Thursday, January 05, 2006
On December 6, 2005 a spokesman for Kentucky’s ultra rightwing freshmen 4th District Congressman Geoff Davis told the Cincinnati Enquirer:
Geoff Davis is not wealthy.
The comment was in defense of the Congressman’s lavish personal reimbursements totaling $69,154 for “campaign expenses” incurred during his failed campaign in 2002, his successful run in 2004 and his future, now suddenly Delay/Abramoff-free, 2006 attempt.
Davis’ spokesperson Jessica Towhey continued justifying to the Cincinnati Enquirer:
"It is reasonable for Geoff Davis to spend $1,000 to $2,000 a month on the campaign trail…[Davis] has put more than 100,000 miles on his truck campaigning.”
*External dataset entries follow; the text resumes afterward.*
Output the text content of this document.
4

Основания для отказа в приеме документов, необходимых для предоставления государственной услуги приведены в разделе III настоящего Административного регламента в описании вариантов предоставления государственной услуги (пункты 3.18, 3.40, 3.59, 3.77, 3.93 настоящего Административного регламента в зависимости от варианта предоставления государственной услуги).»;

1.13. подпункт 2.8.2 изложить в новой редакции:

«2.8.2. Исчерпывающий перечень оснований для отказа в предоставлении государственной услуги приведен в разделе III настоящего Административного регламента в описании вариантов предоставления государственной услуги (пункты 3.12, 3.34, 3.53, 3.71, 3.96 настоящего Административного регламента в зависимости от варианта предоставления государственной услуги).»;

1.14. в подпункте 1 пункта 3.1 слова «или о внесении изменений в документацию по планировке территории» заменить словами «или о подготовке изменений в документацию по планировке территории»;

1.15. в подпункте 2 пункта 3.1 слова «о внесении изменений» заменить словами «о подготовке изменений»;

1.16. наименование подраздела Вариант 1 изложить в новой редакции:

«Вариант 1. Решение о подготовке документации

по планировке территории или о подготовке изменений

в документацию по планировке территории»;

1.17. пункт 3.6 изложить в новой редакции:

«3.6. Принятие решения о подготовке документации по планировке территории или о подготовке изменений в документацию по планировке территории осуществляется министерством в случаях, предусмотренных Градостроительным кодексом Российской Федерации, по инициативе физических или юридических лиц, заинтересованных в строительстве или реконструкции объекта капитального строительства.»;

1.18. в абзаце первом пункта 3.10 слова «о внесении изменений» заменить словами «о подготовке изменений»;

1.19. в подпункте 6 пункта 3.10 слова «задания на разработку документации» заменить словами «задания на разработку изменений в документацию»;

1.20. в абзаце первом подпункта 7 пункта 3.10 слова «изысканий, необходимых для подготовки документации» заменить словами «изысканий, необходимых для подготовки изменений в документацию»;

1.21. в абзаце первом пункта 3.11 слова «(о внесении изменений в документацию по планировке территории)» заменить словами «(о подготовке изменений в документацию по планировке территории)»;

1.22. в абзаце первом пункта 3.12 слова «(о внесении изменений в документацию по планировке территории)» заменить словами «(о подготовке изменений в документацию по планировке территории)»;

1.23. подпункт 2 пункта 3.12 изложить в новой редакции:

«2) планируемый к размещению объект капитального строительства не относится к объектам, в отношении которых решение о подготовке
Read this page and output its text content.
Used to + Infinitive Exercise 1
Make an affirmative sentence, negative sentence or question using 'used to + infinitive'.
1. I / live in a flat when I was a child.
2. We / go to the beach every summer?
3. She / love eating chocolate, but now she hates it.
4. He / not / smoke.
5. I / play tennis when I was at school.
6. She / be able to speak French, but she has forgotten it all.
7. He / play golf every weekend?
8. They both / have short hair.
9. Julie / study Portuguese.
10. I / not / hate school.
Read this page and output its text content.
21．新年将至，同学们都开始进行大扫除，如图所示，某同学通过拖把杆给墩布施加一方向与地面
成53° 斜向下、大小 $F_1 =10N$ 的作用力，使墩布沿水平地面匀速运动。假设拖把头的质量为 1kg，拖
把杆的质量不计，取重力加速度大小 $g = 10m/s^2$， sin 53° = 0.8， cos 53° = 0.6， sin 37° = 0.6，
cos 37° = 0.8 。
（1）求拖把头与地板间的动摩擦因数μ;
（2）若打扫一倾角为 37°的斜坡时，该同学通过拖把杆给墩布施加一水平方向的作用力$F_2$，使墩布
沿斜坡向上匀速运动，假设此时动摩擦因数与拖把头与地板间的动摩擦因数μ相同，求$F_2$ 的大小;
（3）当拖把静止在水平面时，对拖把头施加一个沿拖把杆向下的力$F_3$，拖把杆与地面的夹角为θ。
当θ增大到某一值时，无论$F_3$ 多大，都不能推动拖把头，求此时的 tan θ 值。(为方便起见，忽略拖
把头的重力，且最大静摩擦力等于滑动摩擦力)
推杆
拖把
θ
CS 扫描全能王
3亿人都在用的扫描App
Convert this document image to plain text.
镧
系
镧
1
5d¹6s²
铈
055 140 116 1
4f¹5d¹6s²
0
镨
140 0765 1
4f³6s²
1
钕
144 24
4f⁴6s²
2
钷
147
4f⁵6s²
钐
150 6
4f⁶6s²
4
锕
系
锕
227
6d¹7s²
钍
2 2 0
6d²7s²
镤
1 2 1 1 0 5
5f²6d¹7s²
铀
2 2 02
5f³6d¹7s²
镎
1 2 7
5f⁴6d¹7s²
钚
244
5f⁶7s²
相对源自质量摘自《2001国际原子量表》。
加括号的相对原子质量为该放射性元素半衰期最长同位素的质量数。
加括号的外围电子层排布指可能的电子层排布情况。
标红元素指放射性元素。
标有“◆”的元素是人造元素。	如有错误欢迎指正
Why you would almost think he didn't count rich developer friends among his supporters back in the district.
The bulk of the Enquirer’s facts came from information posted on the excellent BluegrassReport.org where information on the Congressman’s lavish cash gifts from Tom Delay ($30,000), Randy Cunningham ($11,000) and, by extension, Jack Abramoff can be found.
Readers of this blog might remember that I had a chat with a Davis staffer last September regarding the Congressman’s lock-step support of President Bush’s suspension of fair wage laws within the Hurricane Katrina disaster zone.
On September 21, 2005 Armstrong Robinson returned a call I made to Congressman Davis’ Washington, DC office and described the Rooseveltian fair wage laws as:
“Outdated Depression-era law.”
As a resident of the 4th District, I told Mr. Robinson that I would be interested in having a copy of Davis' position in writing.
Mr. Robinson, on September 21, 2005, promised to get this information in “this afternoon's mail”.
On November 10, 2005 I received a two-page letter from Davis’ office (dated November 8) that failed to deliver Armstrong Robinson’s promised detail of Mr. Davis’ support for the Bush post Katrina fair wage suspension.
Mr. Davis doesn’t want the ordinary working families of northern Kentucky to know that following the worst natural disaster in American history he was for the elimination of the 1931 fair wage law that successfully flooded the work-starved Louisiana and Mississippi labor pool with unskilled Latino workers.
Mr. Davis’s staff claims he isn’t wealthy.
The congressman’s recent actions suggest, barring the widening Abramoff scandal, that he wanted to change his personal economic status at a time when he was using his elective office to support the President’s quasi-legal suspension of Federal Law and the elimination of a fair wage for ordinary working people.
Give the smelly Delay-Cunningham-Abramoff money back Mr. Davis or 2006 will see you driving that old truck back to Hebron.
Six minutes after I published this post my tracker registered a visit from someone using the information system within the US House of Representatives.